The Arbelaitz live in the Garbuno farmhouse, a jewel of the fifteenth century, with a heraldic shield. It is one of the oldest, six hundred years old, and beautiful in the Basque Country. The regional farmhouse is an architectural model with a gabled roof, wooden beams and stone walls. It has large dimensions, in addition to housing, it was a stable, cellar, winery, warehouse, workshop.
It is in Oiartzun, part of the Camino de Santiago, between hills, rivers and the mountain chain of the Pyrenees. It is an area of orchards, cider, cattle. In the dining room, more French and English are whispered than Spanish or Euskera/Basque. Everything is harmony, synchronicity. The waiters show up with a mask, they smile, it shows in their eyes.
Eusebio Arbelaitz, room manager, arrives. We commented that you want to eat the classic and little, we were gastronomic tourism. We wanted whims, brushstrokes of the proposal of Hilario and Joxe Mari, the cooks, their brothers.
He suggested and fulfilled the wishes impeccably. We ate like in heaven. The starters were the foie terrine, Modena caramel, toasted bread and the crispy crayfish with truffled cabbage. The main dishes: grilled red tuna with tomato compote, suckling pig confit and roast pigeon with liver toast.

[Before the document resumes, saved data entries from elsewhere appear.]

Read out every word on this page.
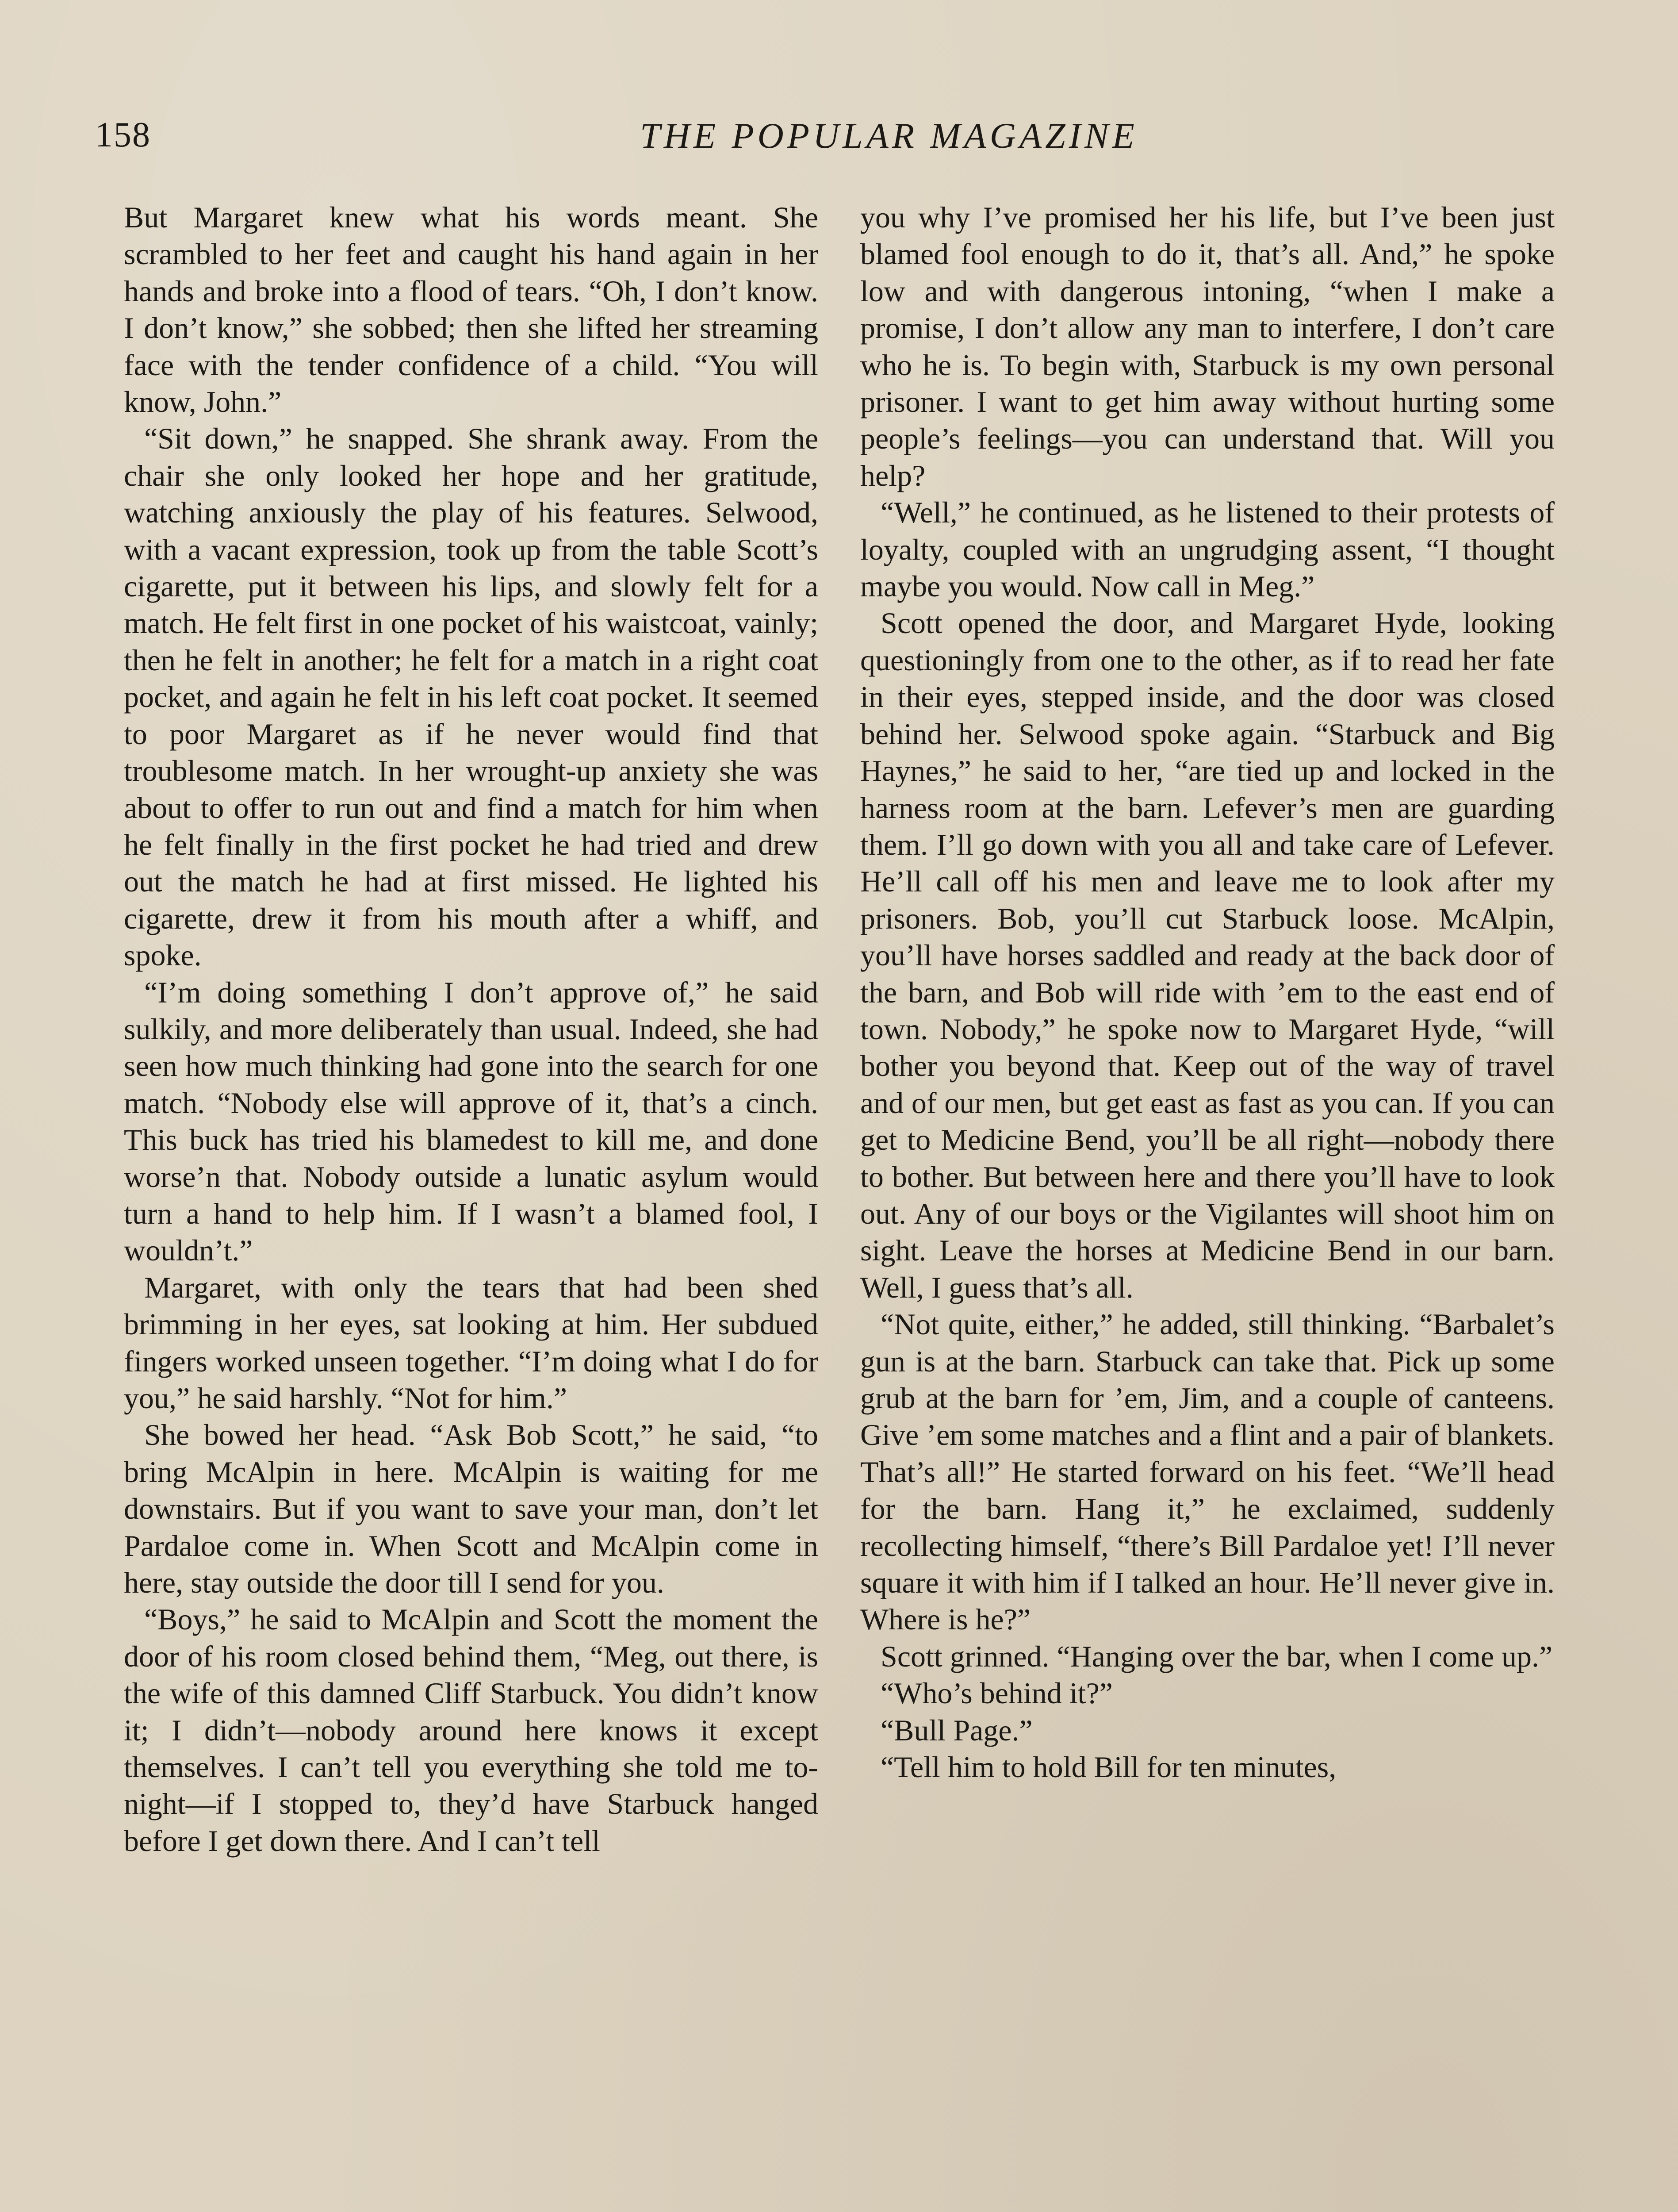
158	THE POPULAR MAGAZINE

But Margaret knew what his words meant. She scrambled to her feet and caught his hand again in her hands and broke into a flood of tears. “Oh, I don’t know. I don’t know,” she sobbed; then she lifted her streaming face with the tender confidence of a child. “You will know, John.”

“Sit down,” he snapped. She shrank away. From the chair she only looked her hope and her gratitude, watching anxiously the play of his features. Selwood, with a vacant expression, took up from the table Scott’s cigarette, put it between his lips, and slowly felt for a match. He felt first in one pocket of his waistcoat, vainly; then he felt in another; he felt for a match in a right coat pocket, and again he felt in his left coat pocket. It seemed to poor Margaret as if he never would find that troublesome match. In her wrought-up anxiety she was about to offer to run out and find a match for him when he felt finally in the first pocket he had tried and drew out the match he had at first missed. He lighted his cigarette, drew it from his mouth after a whiff, and spoke.

“I’m doing something I don’t approve of,” he said sulkily, and more deliberately than usual. Indeed, she had seen how much thinking had gone into the search for one match. “Nobody else will approve of it, that’s a cinch. This buck has tried his blamedest to kill me, and done worse’n that. Nobody outside a lunatic asylum would turn a hand to help him. If I wasn’t a blamed fool, I wouldn’t.”

Margaret, with only the tears that had been shed brimming in her eyes, sat looking at him. Her subdued fingers worked unseen together. “I’m doing what I do for you,” he said harshly. “Not for him.”

She bowed her head. “Ask Bob Scott,” he said, “to bring McAlpin in here. McAlpin is waiting for me downstairs. But if you want to save your man, don’t let Pardaloe come in. When Scott and McAlpin come in here, stay outside the door till I send for you.

“Boys,” he said to McAlpin and Scott the moment the door of his room closed behind them, “Meg, out there, is the wife of this damned Cliff Starbuck. You didn’t know it; I didn’t—nobody around here knows it except themselves. I can’t tell you everything she told me to-night—if I stopped to, they’d have Starbuck hanged before I get down there. And I can’t tell

you why I’ve promised her his life, but I’ve been just blamed fool enough to do it, that’s all. And,” he spoke low and with dangerous intoning, “when I make a promise, I don’t allow any man to interfere, I don’t care who he is. To begin with, Starbuck is my own personal prisoner. I want to get him away without hurting some people’s feelings—you can understand that. Will you help?

“Well,” he continued, as he listened to their protests of loyalty, coupled with an ungrudging assent, “I thought maybe you would. Now call in Meg.”

Scott opened the door, and Margaret Hyde, looking questioningly from one to the other, as if to read her fate in their eyes, stepped inside, and the door was closed behind her. Selwood spoke again. “Starbuck and Big Haynes,” he said to her, “are tied up and locked in the harness room at the barn. Lefever’s men are guarding them. I’ll go down with you all and take care of Lefever. He’ll call off his men and leave me to look after my prisoners. Bob, you’ll cut Starbuck loose. McAlpin, you’ll have horses saddled and ready at the back door of the barn, and Bob will ride with ’em to the east end of town. Nobody,” he spoke now to Margaret Hyde, “will bother you beyond that. Keep out of the way of travel and of our men, but get east as fast as you can. If you can get to Medicine Bend, you’ll be all right—nobody there to bother. But between here and there you’ll have to look out. Any of our boys or the Vigilantes will shoot him on sight. Leave the horses at Medicine Bend in our barn. Well, I guess that’s all.

“Not quite, either,” he added, still thinking. “Barbalet’s gun is at the barn. Starbuck can take that. Pick up some grub at the barn for ’em, Jim, and a couple of canteens. Give ’em some matches and a flint and a pair of blankets. That’s all!” He started forward on his feet. “We’ll head for the barn. Hang it,” he exclaimed, suddenly recollecting himself, “there’s Bill Pardaloe yet! I’ll never square it with him if I talked an hour. He’ll never give in. Where is he?”

Scott grinned. “Hanging over the bar, when I come up.”

“Who’s behind it?”

“Bull Page.”

“Tell him to hold Bill for ten minutes,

We drank txakoli, the native wine, generally white and with a little sparkle. We close with the thin apple tart, the liquid chocolate sponge cake with Jamaican ice cream and the pear and cheese tarts; revered by Bruce Springsteen.
The foie deserves an altar. I imagine Hilario patiently deveining livers with religiosity and dedication. It seems simple, but you have to add salt and pepper, macerate, control the bain-marie, refrigeration. It is waste of tradition and technique learned in France. He passed by the Ithurria restaurant, where he understood that there was much more than maternal education. It is in Ainhoa, near Oiartzun, his birthplace. He is seventy years old, fifty between pots and seems eternal.
For the influencer, Marcela Caicedo, author of Donosti Foodies, Instagram, Zuberoa is the Basque way of entertaining. “It is sober elegance, a spectacular mansion, exquisite service and sincere, mature cuisine. It is a place where time does not permeate, they do not want to be modern. They don’t even have social networks. I agree. I booked by mail, without card. They trusted, as was done yesterday and the detail seemed endearing to me.